Haidong Wang of the University of Washington in Seattle and Samuel Preston of the University of Pennsylvania said their calculations showed that by 2035 a man’s odds of surviving from age 50 to age 85 will be 22.5 percent greater than projected, and a woman’s odds more than 7 percent greater.
This could affect the Social Security Administration’s budget, which now calculates that by 2034, 74 million Americans over the age of 65 will be living, compared to 38.6 million now.
“What may be bad news for the fiscal balance of the Social Security system is good news for the population as a whole and especially for men,” they wrote in the Proceedings of the National Academy of Sciences.
“Because of changes in smoking behavior that have already occurred or that can be reliably projected, American mortality is likely to fall more rapidly than is commonly anticipated.”
In November, the U.S. Centers for Disease Control and Prevention reported that the U.S. adult smoking rate fell below 20 percent for the first time on record. It was 42 percent in 1964.
Smoking and secondhand smoke kill 443,000 people annually from cancer, lung disease, heart disease and other causes, the CDC says. Half of all long-term smokers, especially those who start as teens, die prematurely, many in middle age.

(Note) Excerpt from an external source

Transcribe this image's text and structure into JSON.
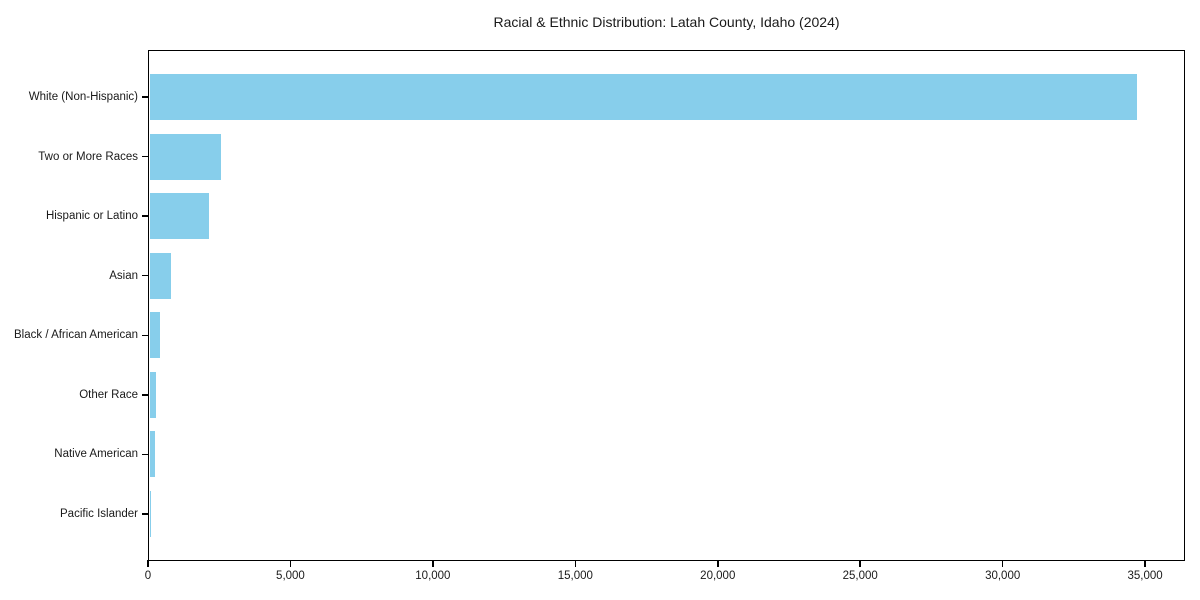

“Although epidemiologic studies have identified cigarette smoking as an important risk factor in mortality for at least a half century, there is no consensus on how great the risk is,” Preston and Wang wrote.
They noted that an American Cancer Society study showed that white male smokers aged 40 to 84 were 91 percent more likely to die than non-smokers and white women 46 percent more likely to die than non-smokers.
When they took into account the drop in smoking rates, Preston and Wang projected that mortality rates would fall more quickly by 2034 than the Social Security Administration has predicted.
The government projection gives a 50-year-old man only a 39 percent probability of living to age 85 in 2034, compared to Wang and Preston’s estimate of 57 percent.